Michael, Mikael, Gloriole.

27 8 1
                                    

 Była chłodna jesienna noc. Kiedy Michael kroczył środkiem ulicy, jego naszyjnik połyskiwał chłodnym, błękitnawym blaskiem, oświetlając mury mijanych budynków. Strugi wody spływały po jego długich włosach, chłopakowi jednak to nie przeszkadzało. Nie interesowało go to, co dzieje się na zewnątrz. Mierzył się z czymś znacznie gorszym. Przetarł mokrą twarz i spojrzał w niebo z którego musiał zlecieć. Widoczność była za słaba, mógł wlecieć w wieżę kościoła, nie widząc jej nawet z metra. Że też to dziś musiało się rozpadać, przeklną w duchu. Dobiegający zza rogu hałas, wyrwał Michaela z zamyśleń. Odwrócił się, odruchowo spoglądając na ciemną uliczkę pomiędzy dwoma chatami. Mogło to być zwierzę, dzikie bądź oswojone. W końcu był w środku puszczy, nikt z zewnątrz nie wiedział, że istnieję tu osada. Podszedł bliżej i zatrzymał się raptownie, gdy w cieniu coś zalśniło. Ruszało się w wytyczonym przez siebie rytmie, wpierw w lewo, potem w prawo. Stworzenie pobłyskiwało tajemniczym, lekko zielonym światłem.

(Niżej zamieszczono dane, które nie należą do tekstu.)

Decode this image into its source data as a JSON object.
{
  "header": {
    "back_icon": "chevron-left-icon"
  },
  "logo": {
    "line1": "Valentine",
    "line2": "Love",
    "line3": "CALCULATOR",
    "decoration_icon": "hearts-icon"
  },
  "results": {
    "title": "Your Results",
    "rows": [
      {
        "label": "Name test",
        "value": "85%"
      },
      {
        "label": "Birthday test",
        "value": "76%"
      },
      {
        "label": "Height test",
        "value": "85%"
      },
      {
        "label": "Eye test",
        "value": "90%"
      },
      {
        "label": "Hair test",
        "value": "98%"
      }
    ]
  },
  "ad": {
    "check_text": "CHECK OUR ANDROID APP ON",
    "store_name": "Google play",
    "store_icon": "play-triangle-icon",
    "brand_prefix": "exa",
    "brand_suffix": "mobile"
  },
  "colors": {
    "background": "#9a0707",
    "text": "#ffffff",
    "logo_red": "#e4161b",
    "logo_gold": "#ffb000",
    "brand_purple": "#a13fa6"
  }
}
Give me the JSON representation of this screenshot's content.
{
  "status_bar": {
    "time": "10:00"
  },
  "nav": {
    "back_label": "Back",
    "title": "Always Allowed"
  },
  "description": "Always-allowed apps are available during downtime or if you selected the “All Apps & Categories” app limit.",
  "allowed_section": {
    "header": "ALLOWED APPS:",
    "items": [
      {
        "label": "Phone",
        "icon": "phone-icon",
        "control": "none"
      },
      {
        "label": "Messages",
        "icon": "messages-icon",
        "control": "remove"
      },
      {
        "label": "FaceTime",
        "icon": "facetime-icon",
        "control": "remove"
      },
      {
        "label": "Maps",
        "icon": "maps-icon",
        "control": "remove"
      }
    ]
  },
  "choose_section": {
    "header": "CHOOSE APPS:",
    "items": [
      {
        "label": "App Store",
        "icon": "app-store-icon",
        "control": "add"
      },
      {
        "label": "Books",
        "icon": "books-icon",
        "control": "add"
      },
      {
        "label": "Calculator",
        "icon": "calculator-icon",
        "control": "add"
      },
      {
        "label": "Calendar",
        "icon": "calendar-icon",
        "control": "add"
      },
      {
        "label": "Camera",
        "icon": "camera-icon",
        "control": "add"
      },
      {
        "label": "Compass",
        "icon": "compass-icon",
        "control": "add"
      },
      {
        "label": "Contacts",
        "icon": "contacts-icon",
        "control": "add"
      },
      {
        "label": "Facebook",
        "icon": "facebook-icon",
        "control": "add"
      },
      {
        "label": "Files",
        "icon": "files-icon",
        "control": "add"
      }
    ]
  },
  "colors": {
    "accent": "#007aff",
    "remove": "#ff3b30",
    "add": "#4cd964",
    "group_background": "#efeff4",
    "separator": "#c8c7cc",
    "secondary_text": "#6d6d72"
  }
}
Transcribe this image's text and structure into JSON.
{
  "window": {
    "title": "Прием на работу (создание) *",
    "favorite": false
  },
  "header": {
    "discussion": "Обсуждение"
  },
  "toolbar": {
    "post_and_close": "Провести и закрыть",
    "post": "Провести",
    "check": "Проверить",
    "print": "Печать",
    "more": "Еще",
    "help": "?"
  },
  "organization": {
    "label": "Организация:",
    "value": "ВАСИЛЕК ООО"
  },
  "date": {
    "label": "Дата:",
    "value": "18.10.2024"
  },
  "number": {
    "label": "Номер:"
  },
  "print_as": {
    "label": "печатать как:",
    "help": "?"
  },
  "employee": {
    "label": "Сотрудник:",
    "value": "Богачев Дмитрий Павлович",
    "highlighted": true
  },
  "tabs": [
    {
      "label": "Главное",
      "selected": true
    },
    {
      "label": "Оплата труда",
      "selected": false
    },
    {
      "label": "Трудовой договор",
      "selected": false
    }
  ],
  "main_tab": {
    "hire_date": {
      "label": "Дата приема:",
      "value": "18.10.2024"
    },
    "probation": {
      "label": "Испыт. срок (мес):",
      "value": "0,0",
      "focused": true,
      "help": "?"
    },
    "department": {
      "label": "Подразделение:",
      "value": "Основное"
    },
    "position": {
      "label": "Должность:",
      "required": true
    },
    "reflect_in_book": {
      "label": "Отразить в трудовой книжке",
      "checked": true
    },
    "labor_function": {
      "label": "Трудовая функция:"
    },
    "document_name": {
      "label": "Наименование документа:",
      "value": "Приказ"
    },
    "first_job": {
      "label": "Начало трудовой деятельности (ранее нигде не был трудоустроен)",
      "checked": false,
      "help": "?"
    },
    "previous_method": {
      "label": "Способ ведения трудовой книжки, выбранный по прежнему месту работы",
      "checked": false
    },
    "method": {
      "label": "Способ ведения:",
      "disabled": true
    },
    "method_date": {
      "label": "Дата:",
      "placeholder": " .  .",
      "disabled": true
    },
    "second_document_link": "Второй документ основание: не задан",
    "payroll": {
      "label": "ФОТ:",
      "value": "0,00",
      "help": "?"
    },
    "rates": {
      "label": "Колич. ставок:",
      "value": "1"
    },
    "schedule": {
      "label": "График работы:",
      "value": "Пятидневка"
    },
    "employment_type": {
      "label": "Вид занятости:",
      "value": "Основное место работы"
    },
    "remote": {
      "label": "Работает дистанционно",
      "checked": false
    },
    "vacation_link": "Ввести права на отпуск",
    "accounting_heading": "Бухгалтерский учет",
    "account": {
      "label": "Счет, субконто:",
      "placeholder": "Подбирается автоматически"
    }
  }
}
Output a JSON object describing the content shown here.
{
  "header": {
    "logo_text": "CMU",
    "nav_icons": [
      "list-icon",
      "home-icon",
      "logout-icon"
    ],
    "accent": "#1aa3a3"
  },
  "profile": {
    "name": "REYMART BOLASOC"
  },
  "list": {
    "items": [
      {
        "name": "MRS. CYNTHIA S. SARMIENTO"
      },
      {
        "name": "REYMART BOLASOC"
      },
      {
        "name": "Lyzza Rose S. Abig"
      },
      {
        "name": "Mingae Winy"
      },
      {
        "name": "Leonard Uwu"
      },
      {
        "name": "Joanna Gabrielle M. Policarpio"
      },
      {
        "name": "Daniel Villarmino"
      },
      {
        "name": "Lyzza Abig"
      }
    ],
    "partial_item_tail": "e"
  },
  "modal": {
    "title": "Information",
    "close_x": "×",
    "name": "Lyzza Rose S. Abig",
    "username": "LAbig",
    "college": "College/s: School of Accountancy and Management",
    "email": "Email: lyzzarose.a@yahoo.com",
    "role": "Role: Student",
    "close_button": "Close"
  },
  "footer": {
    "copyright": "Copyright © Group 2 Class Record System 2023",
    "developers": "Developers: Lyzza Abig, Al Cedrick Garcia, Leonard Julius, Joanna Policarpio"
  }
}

-Przybyłeś. - Powiedział cicho zachrypniętym głosem Michael. Myślałem, że wszystkich zabiłem. Wtedy, pod zamkiem. - Mruknął jakby sam do siebie.

Stworzenie nie odpowiedziało, warknęło tylko i wzniosło się w powietrze, rycząc głośno. Nim Michael jakkolwiek zareagował bestia odleciała z hukiem.

-Cholera. - Wykrzywił się, kiedy poczuł kłujący ból w głowie, blisko skroni. Jego oczy zajaśniały ciemno czerwonym kolorem.

-Pozwoliłeś mu zwiać! - Krzyknął Mikael do brata. - Znowu! Zamiast gadać do smoków, powinieneś je zabijać! - Wydzierał się, jak zawsze.

Michael przyjrzał się swojemu odbiciu w kałuży. Miał szare, przechodzące w czerń, włosy. Mikael znowu go zdominował. Dzielili ze sobą ciało od tak dawna, że przyzwyczaił się do krzyków brata.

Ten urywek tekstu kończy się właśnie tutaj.